Каждый год в Казахстане из тюрем выходят около 10 тысяч человек, но многие вскоре возвращаются обратно. Свобода для них становится не новым началом, а очередным испытанием, с которым справляются далеко не все.

Мы поговорили с людьми, которые недавно вышли на волю: они рассказали о своей дезориентации на свободе, а также отсутствии прописки, работы и какой-либо поддержки. Также правозащитник Евгений Жовтис объяснил нам, почему система ресоциализации в Казахстане не работает.

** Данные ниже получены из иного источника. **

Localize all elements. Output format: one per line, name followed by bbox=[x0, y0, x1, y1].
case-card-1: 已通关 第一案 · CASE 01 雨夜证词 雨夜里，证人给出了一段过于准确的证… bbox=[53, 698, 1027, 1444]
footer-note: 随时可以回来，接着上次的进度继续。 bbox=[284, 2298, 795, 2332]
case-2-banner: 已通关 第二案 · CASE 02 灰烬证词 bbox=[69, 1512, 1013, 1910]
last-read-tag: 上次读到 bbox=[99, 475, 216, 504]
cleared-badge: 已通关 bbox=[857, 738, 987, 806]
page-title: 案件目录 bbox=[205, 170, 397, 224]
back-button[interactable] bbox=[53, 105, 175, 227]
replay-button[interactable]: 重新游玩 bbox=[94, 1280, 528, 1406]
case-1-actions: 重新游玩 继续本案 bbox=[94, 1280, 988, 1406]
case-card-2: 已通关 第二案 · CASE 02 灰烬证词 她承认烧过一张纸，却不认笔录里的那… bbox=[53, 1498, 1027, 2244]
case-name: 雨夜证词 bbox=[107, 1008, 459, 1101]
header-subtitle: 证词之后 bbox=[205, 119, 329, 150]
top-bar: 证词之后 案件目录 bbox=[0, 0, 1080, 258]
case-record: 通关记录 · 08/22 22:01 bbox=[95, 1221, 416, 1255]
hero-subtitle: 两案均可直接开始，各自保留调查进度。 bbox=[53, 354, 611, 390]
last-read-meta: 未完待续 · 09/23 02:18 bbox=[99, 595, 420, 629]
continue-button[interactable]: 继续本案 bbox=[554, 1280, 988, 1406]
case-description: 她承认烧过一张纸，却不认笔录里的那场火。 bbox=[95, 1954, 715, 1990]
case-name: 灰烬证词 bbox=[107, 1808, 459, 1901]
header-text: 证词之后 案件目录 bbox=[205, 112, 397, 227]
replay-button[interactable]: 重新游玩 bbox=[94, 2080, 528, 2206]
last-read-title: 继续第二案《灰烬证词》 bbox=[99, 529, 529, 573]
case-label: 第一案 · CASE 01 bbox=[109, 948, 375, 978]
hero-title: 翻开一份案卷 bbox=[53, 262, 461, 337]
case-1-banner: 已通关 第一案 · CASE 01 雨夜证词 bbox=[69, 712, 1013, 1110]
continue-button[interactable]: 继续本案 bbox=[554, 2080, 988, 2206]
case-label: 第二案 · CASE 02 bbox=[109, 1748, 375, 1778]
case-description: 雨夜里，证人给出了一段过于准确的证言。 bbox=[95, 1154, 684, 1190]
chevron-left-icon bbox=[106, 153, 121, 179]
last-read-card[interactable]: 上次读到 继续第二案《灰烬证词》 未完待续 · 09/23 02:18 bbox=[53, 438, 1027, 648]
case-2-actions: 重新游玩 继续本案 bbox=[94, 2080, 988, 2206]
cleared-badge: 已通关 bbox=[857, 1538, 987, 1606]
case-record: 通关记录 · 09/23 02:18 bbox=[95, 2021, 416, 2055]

Мнение героев может отличаться от мнения редакции.

Текст Ксения Сайфулина

Редактура Никита Шамсутдинов

 

Евгений Жовтис

правозащитник 

Кристина

бывшая заключенная

Станислав

бывший заключенный

 

 

Что такое ресоциализация 

После тюрьмы человеку сложно вернуться в общество. Поэтому ему нужно пройти реабилитацию и адаптироваться к внешнему миру. Этот процесс называется ресоциализацией. Он включает работу с психологами, правовую поддержку, помощь в поиске работы и жилья. Налаженная и эффективная система важна для всех: как отмечает правозащитник Евгений Жовтис, «люди из тюрьмы выходят не на Марс, а обратно в общество». 

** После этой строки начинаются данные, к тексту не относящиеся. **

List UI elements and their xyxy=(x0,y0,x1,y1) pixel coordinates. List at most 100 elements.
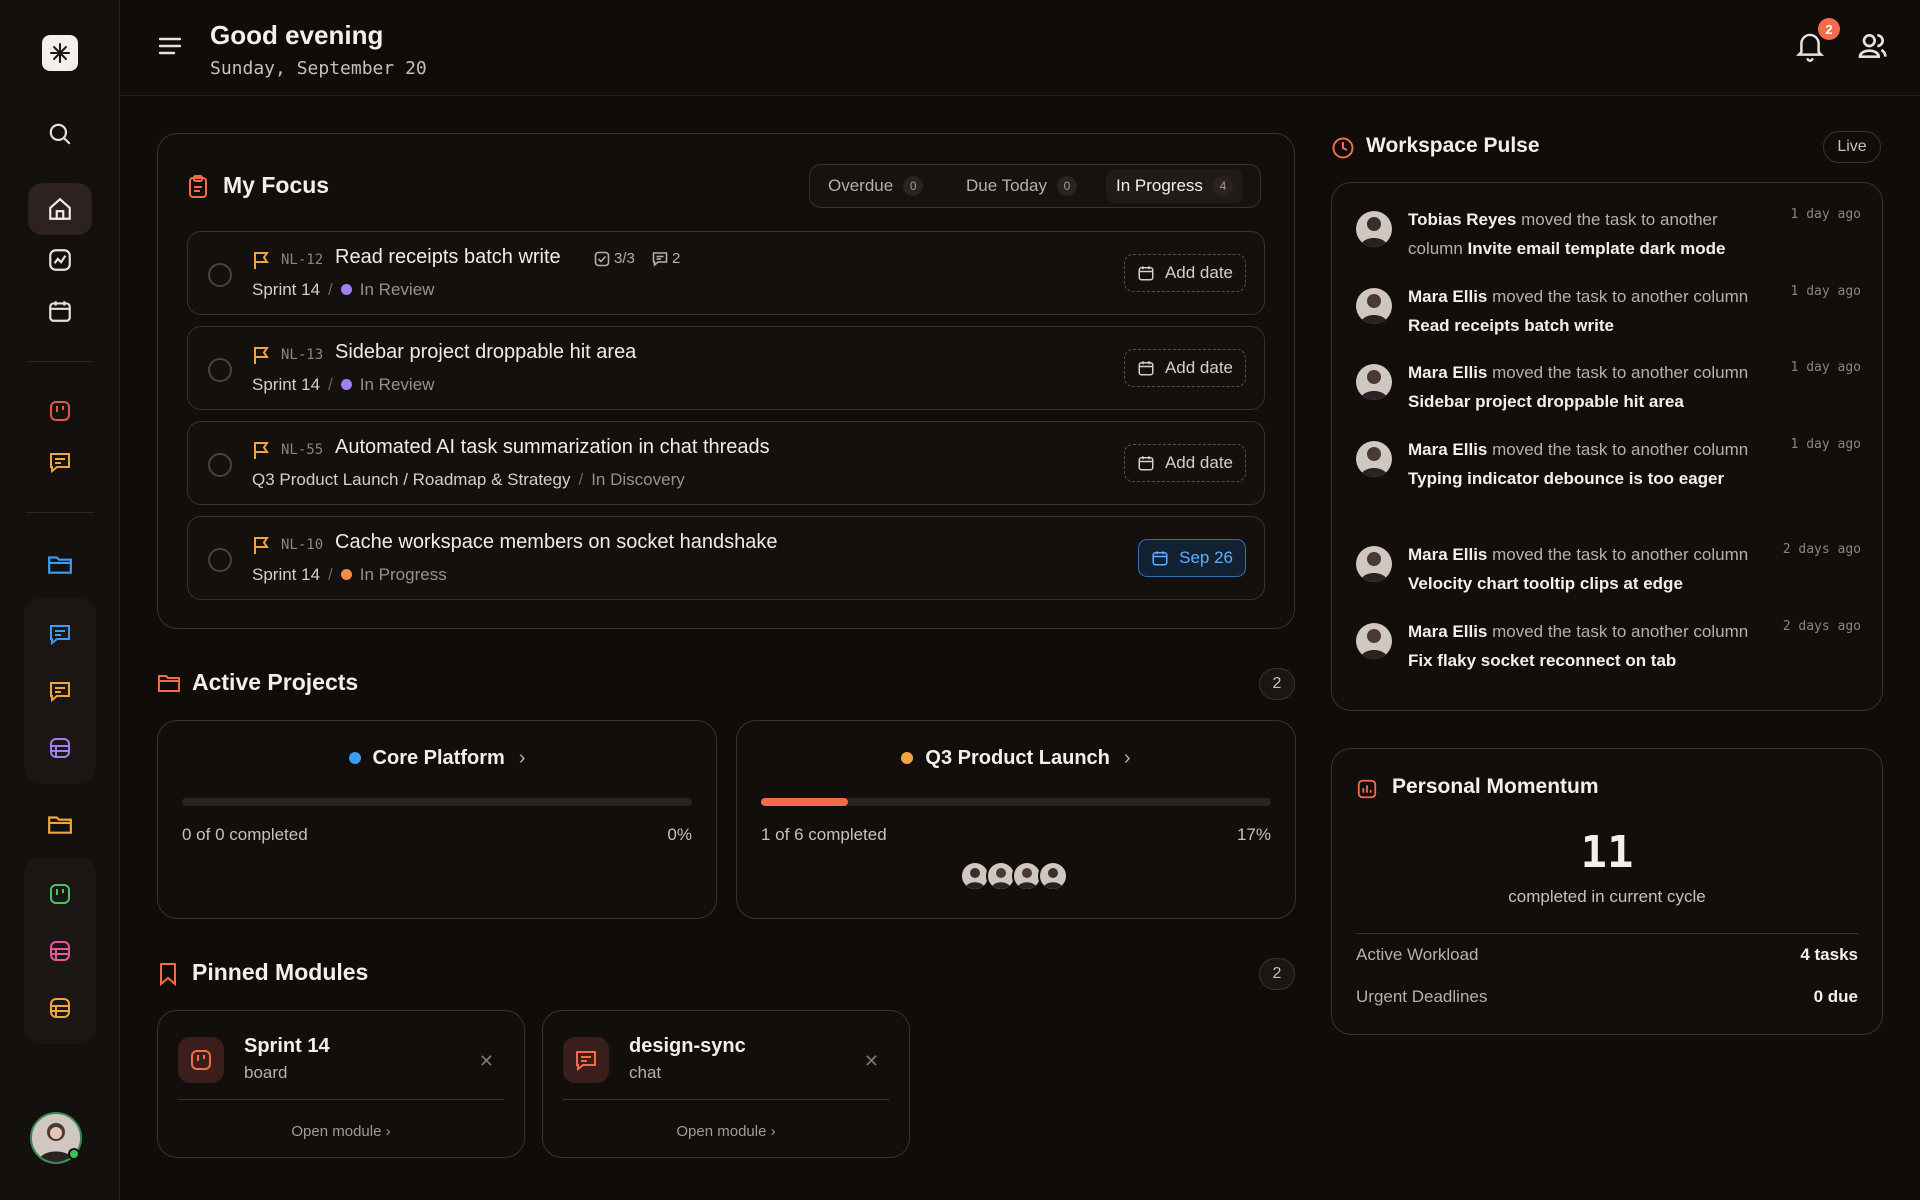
notification-badge: 2 xyxy=(1818,18,1840,40)
project-color-dot xyxy=(901,752,914,764)
project-card-q3-product-launch[interactable]: Q3 Product Launch › 1 of 6 completed 17% xyxy=(736,720,1296,919)
avatar[interactable] xyxy=(1038,861,1068,891)
calendar-icon[interactable] xyxy=(28,285,92,337)
project-member-avatars xyxy=(737,861,1295,891)
chat-icon[interactable] xyxy=(28,665,92,717)
personal-momentum-card: Personal Momentum 11 completed in curren… xyxy=(1331,748,1883,1035)
task-row[interactable]: NL-12 Read receipts batch write 3/3 2 Sp… xyxy=(187,231,1265,315)
tab-due-today[interactable]: Due Today 0 xyxy=(956,169,1087,203)
project-name[interactable]: Core Platform › xyxy=(158,747,716,770)
active-projects-title: Active Projects xyxy=(192,669,359,695)
task-row[interactable]: NL-13 Sidebar project droppable hit area… xyxy=(187,326,1265,410)
close-icon[interactable]: ✕ xyxy=(864,1051,879,1072)
task-id: NL-12 xyxy=(281,252,324,268)
projects-count: 2 xyxy=(1259,668,1295,700)
activity-time: 2 days ago xyxy=(1782,619,1861,634)
task-meta: Sprint 14/In Review xyxy=(252,375,435,394)
module-type: chat xyxy=(629,1063,662,1082)
task-row[interactable]: NL-10 Cache workspace members on socket … xyxy=(187,516,1265,600)
flag-icon xyxy=(254,537,269,554)
activity-time: 1 day ago xyxy=(1790,207,1861,222)
online-status-dot xyxy=(68,1148,80,1160)
tab-overdue[interactable]: Overdue 0 xyxy=(818,169,933,203)
project-name[interactable]: Q3 Product Launch › xyxy=(737,747,1295,770)
team-icon[interactable] xyxy=(1856,30,1890,64)
module-name: Sprint 14 xyxy=(244,1035,330,1057)
activity-feed[interactable]: Tobias Reyes moved the task to another c… xyxy=(1331,182,1883,711)
analytics-icon[interactable] xyxy=(28,234,92,286)
folder-icon[interactable] xyxy=(28,538,92,590)
task-title[interactable]: Automated AI task summarization in chat … xyxy=(335,436,770,459)
urgent-deadlines-row: Urgent Deadlines 0 due xyxy=(1356,987,1858,1006)
task-title[interactable]: Sidebar project droppable hit area xyxy=(335,341,636,364)
avatar xyxy=(1356,441,1392,477)
search-icon[interactable] xyxy=(28,108,92,160)
pinned-module-card[interactable]: Sprint 14 board ✕ Open module › xyxy=(157,1010,525,1158)
add-date-button[interactable]: Add date xyxy=(1123,444,1246,482)
board-icon[interactable] xyxy=(28,868,92,920)
active-workload-row: Active Workload 4 tasks xyxy=(1356,945,1858,964)
momentum-title: Personal Momentum xyxy=(1392,775,1599,798)
calendar-icon xyxy=(1138,456,1154,471)
due-date-button[interactable]: Sep 26 xyxy=(1138,539,1246,577)
add-date-button[interactable]: Add date xyxy=(1123,349,1246,387)
avatar xyxy=(1356,546,1392,582)
comment-count: 2 xyxy=(652,250,680,267)
board-icon xyxy=(178,1037,224,1083)
tab-in-progress[interactable]: In Progress 4 xyxy=(1106,169,1243,203)
clock-icon xyxy=(1332,137,1354,159)
project-progress-bar xyxy=(182,798,692,806)
task-meta: Sprint 14/In Review xyxy=(252,280,435,299)
completed-count: 0 of 0 completed xyxy=(182,825,308,844)
sidebar xyxy=(0,0,120,1200)
logo-icon xyxy=(50,43,70,63)
completed-count: 11 xyxy=(1580,827,1634,878)
avatar xyxy=(1356,211,1392,247)
menu-icon[interactable] xyxy=(156,32,184,60)
folder-icon[interactable] xyxy=(28,798,92,850)
status-dot xyxy=(340,284,352,295)
activity-time: 2 days ago xyxy=(1782,542,1861,557)
open-module-link[interactable]: Open module › xyxy=(158,1123,524,1140)
project-card-core-platform[interactable]: Core Platform › 0 of 0 completed 0% xyxy=(157,720,717,919)
calendar-icon xyxy=(1138,266,1154,281)
workspace-pulse-title: Workspace Pulse xyxy=(1366,134,1540,157)
completed-count: 1 of 6 completed xyxy=(761,825,887,844)
task-checkbox[interactable] xyxy=(208,358,232,382)
module-type: board xyxy=(244,1063,288,1082)
module-name: design-sync xyxy=(629,1035,746,1057)
top-header: Good evening Sunday, September 20 2 xyxy=(120,0,1920,96)
my-focus-card: My Focus Overdue 0 Due Today 0 In Progress… xyxy=(157,133,1295,629)
checklist-icon xyxy=(594,251,610,266)
open-module-link[interactable]: Open module › xyxy=(543,1123,909,1140)
flag-icon xyxy=(254,252,269,269)
pinned-module-card[interactable]: design-sync chat ✕ Open module › xyxy=(542,1010,910,1158)
board-icon[interactable] xyxy=(28,385,92,437)
task-title[interactable]: Read receipts batch write xyxy=(335,246,561,269)
app-logo[interactable] xyxy=(42,35,78,71)
task-row[interactable]: NL-55 Automated AI task summarization in… xyxy=(187,421,1265,505)
project-color-dot xyxy=(348,752,361,764)
task-checkbox[interactable] xyxy=(208,263,232,287)
greeting-title: Good evening xyxy=(210,20,384,50)
task-title[interactable]: Cache workspace members on socket handsh… xyxy=(335,531,777,554)
chevron-right-icon: › xyxy=(518,747,526,769)
table-icon[interactable] xyxy=(28,722,92,774)
home-icon[interactable] xyxy=(28,183,92,235)
chat-icon[interactable] xyxy=(28,436,92,488)
live-badge: Live xyxy=(1823,131,1881,163)
avatar xyxy=(1356,288,1392,324)
table-icon[interactable] xyxy=(28,982,92,1034)
add-date-button[interactable]: Add date xyxy=(1123,254,1246,292)
table-icon[interactable] xyxy=(28,925,92,977)
chat-icon[interactable] xyxy=(28,608,92,660)
task-checkbox[interactable] xyxy=(208,548,232,572)
pinned-modules-title: Pinned Modules xyxy=(192,959,369,985)
focus-filter-tabs: Overdue 0 Due Today 0 In Progress 4 xyxy=(809,164,1261,208)
task-checkbox[interactable] xyxy=(208,453,232,477)
chat-icon xyxy=(563,1037,609,1083)
close-icon[interactable]: ✕ xyxy=(479,1051,494,1072)
comment-icon xyxy=(652,251,668,267)
flag-icon xyxy=(254,442,269,459)
activity-time: 1 day ago xyxy=(1790,437,1861,452)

В Казахстане работает служба пробации, но, по мнению эксперта, она в основном просто контролирует, а не реабилитирует.

 

 

В основном все сводится к отметкам раз-два в неделю и проверкам, чтобы бывший заключенный больше ничего не натворил

  

 

— Освободившийся человек попадает в службу пробации, главная задача которой — контроль. Иногда они чуть-чуть помогают с трудоустройством, но в основном все сводится к отметкам раз-два в неделю и проверкам, чтобы бывший заключенный больше ничего не натворил. Да, пробация сделала систему эффективнее, но сейчас она стоит в конце цепочки. А исправлять нужно не конец, а то, что натворила сама цепочка, — считает Жовтис.

Как тюрьма меняет людей 

По словам эксперта, за последние годы в Казахстане произошло немало изменений и условия содержания заключенных значительно улучшились, но проблема реабилитации и возвращения в общество не решилась. Люди до сих пор выходят сломленными, растерянными и неготовыми к жизни на свободе, особенно после долгих сроков.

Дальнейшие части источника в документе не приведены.